Comme plusieurs, j’ai découvert Polo à travers son groupe le plus connu, Les Frères à Ch’val! Arrivés en trombe au milieu des années ’90 avec leur mélange unique de folk, rock, country et reggae, le groupe a frappé fort avec une série de chansons indémodables telles que Rastafarwest, L’été, Senorita Conchita et le méga-hit Mon Voisin. 

Polo a multiplié les projets suite à la séparation du groupe au tournant des années 2000: un album solo avec un coté world music encore plus assumé, la formation de Maktoub aux sonorités marocaines avec Lekbir Halili et finalement en formule trio multi-instrumentistes Polo et les Méchants Moinôs. Après des retours sporadiques le temps de marquer quelques anniversaires et un Best Of publié l’année dernière (Les plusses meilleures chansons), le groupe fait à présent son retour officiel avec l’album Ast’Heure, un album varié que nous avons inclut dans notre top 5 du mois de septembre.

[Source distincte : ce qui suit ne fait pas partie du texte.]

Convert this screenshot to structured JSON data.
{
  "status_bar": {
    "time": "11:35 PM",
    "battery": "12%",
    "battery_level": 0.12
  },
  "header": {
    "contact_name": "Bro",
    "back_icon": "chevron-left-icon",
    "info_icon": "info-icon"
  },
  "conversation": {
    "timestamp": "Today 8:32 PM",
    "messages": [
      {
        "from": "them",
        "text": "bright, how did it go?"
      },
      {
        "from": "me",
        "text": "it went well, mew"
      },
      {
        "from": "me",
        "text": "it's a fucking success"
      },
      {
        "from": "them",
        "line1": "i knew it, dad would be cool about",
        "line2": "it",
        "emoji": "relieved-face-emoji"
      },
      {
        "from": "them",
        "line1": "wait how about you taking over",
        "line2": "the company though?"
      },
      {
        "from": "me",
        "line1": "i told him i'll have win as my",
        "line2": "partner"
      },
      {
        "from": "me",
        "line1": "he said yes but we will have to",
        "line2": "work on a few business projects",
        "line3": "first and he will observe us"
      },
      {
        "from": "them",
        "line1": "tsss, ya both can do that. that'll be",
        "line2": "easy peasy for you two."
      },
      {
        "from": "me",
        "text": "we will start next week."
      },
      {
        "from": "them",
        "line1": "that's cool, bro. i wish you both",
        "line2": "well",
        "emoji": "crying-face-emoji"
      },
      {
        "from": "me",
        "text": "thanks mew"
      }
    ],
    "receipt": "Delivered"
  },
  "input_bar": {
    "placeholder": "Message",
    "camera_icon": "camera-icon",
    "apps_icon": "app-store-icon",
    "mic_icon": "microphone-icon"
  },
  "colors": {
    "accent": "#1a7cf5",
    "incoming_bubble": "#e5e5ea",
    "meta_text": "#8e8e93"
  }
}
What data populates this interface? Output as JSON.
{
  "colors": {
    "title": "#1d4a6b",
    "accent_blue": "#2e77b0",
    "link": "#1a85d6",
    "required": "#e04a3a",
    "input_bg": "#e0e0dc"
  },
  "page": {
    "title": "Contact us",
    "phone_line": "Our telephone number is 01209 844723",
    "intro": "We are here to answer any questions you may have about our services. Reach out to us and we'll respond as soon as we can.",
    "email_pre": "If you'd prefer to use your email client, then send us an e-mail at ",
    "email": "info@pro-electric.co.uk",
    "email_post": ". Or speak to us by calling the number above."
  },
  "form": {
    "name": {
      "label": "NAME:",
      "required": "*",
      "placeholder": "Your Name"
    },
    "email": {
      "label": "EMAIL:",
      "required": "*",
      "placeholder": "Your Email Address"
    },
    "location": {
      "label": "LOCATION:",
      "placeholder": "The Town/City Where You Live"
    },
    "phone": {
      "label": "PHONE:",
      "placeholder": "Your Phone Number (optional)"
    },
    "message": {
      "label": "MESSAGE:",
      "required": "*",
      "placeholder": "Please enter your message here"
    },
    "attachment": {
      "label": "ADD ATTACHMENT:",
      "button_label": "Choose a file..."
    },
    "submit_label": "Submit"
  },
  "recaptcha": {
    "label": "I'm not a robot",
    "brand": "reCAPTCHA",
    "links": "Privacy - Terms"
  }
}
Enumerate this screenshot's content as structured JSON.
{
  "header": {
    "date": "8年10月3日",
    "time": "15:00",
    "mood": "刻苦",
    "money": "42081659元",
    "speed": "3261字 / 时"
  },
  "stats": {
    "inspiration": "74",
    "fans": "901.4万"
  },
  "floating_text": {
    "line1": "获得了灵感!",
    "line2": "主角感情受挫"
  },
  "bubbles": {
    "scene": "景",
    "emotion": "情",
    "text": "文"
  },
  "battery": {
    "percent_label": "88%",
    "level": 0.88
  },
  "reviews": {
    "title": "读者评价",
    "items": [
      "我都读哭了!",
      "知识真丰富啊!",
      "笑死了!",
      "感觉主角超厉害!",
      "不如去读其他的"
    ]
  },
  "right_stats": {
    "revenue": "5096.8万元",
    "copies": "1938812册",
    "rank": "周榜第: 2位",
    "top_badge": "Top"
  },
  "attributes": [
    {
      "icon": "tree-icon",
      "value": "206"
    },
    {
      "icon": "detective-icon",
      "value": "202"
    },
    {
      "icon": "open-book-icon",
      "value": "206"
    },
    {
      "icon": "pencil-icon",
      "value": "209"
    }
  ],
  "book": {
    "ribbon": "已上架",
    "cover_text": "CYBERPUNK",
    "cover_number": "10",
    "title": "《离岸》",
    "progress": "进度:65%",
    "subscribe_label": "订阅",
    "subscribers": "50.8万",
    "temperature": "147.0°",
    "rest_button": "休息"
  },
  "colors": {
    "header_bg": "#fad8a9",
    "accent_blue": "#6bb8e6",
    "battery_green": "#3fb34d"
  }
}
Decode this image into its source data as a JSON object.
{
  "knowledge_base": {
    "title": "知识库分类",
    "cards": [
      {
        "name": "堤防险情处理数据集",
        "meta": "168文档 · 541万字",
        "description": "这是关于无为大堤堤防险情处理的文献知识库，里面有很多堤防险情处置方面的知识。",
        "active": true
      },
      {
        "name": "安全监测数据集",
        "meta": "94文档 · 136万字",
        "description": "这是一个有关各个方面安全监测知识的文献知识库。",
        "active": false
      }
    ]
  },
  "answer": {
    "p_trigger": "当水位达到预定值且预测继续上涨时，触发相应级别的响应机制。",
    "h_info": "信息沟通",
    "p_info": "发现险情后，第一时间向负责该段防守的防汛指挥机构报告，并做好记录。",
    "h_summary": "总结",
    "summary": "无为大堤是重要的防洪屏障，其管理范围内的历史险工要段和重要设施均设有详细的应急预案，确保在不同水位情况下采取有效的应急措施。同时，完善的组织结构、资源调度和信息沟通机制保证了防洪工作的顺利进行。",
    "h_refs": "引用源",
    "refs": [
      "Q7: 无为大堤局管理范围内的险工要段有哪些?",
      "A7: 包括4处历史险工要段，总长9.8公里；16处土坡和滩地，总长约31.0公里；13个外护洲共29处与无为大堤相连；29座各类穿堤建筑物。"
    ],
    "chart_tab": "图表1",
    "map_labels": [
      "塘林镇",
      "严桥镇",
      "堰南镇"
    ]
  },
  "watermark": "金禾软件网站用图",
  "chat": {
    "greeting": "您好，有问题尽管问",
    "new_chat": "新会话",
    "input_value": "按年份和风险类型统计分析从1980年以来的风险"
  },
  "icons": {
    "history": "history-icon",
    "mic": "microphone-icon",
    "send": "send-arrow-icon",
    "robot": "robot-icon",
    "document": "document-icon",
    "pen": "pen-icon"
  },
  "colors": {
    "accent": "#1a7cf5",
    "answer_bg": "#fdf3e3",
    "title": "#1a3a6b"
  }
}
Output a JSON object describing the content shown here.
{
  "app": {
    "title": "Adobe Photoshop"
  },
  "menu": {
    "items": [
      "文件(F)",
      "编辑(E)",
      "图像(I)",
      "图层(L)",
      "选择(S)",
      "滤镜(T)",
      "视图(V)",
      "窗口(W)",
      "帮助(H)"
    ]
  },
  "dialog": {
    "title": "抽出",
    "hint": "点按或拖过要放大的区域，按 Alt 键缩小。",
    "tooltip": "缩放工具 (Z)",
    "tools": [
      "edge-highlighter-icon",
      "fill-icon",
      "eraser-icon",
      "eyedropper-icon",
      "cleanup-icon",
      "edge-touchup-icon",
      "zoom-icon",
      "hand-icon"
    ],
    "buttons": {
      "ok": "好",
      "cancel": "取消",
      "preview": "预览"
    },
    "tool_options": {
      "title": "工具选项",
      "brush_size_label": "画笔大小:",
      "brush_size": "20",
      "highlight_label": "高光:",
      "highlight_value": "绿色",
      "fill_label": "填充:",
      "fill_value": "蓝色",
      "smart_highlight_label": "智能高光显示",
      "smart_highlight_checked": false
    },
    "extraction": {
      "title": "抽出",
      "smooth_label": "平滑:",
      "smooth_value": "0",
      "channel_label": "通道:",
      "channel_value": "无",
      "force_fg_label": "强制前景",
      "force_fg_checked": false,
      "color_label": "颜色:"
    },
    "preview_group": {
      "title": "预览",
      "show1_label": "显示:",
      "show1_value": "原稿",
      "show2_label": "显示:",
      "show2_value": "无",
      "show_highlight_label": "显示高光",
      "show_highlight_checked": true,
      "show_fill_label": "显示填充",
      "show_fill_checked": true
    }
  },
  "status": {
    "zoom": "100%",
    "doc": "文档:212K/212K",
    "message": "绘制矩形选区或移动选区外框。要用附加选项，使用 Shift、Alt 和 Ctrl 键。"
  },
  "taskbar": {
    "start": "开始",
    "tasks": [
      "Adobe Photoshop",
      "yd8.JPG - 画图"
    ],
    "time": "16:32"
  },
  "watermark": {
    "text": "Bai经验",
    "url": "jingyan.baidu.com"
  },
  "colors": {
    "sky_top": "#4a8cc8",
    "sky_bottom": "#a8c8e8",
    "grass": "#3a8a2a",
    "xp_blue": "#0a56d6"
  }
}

C’est avec un plaisir non dissimulé que nous avons eu la chance de nous entretenir avec Polo au sujet du nouvel album et du spectacle LÉGION (en compagnie de Noir Silence et de Vilain Pingouin) qui se tiendra samedi le 16 novembre prochain au Club Soda dans le cadre de Coup de Coeur Francophone (billets disponibles ici). Polo, généreux comme à son habitude, nous a emmené sur une belle ride. Embarque, on ira pas vite !

Retour attendu

Pendant que Polo explore des sonorités plus africaines et orientales au travers de ses projets, l’univers des Frères à Ch’val n’est jamais bien loin. “Avec tous les projets dans lesquels j’ai joué, je ne pouvais évidemment pas ne pas jouer des chansons des Frères à Ch’val. Ce sont mes chansons. Même si j’avais écrit des nouvelles chansons “solo” et que je les jouais avec un autre groupe, il y avait quand même la moitié du show qui était des chansons des Frères à Ch’val.

La demande reste donc bien présente pour les chansons des Frères, mais les albums eux, sont introuvables en magasin, discontinués suite à la faillite de la compagnie de disque. Polo réussit toutefois à récupérer les droits sur les trois premiers albums et les astres s’alignent pour un retour du groupe. “On avait recommencé à jouer en 2014 lorsqu’on a fait la mini tournée pour souligner les 20 ans de l’album Ç’Pas Grave, le premier album des Frères. Depuis cet été-là, les shows s’accumulaient d’été en été et tout le monde [ndlr: les musiciens originaux Gilles Brisebois, Denis Lavigne et François Lalonde] était libre et disponible à faire ça. Les shows s’accumulent, on joue, on a du fun, alors on continue ! Et en remettant sur le marché une partie de l’oeuvre des Frères à Ch’val [ndlr: la compilation Les plusses meilleures chansons], on s’est dit “tant qu’à jouer en spectacle, pourquoi pas en avoir des nouvelles?” Ça, c’était une autre paire de manches parce que ça faisait depuis les Méchants Moinôs que je n’avais pas écrit de textes !”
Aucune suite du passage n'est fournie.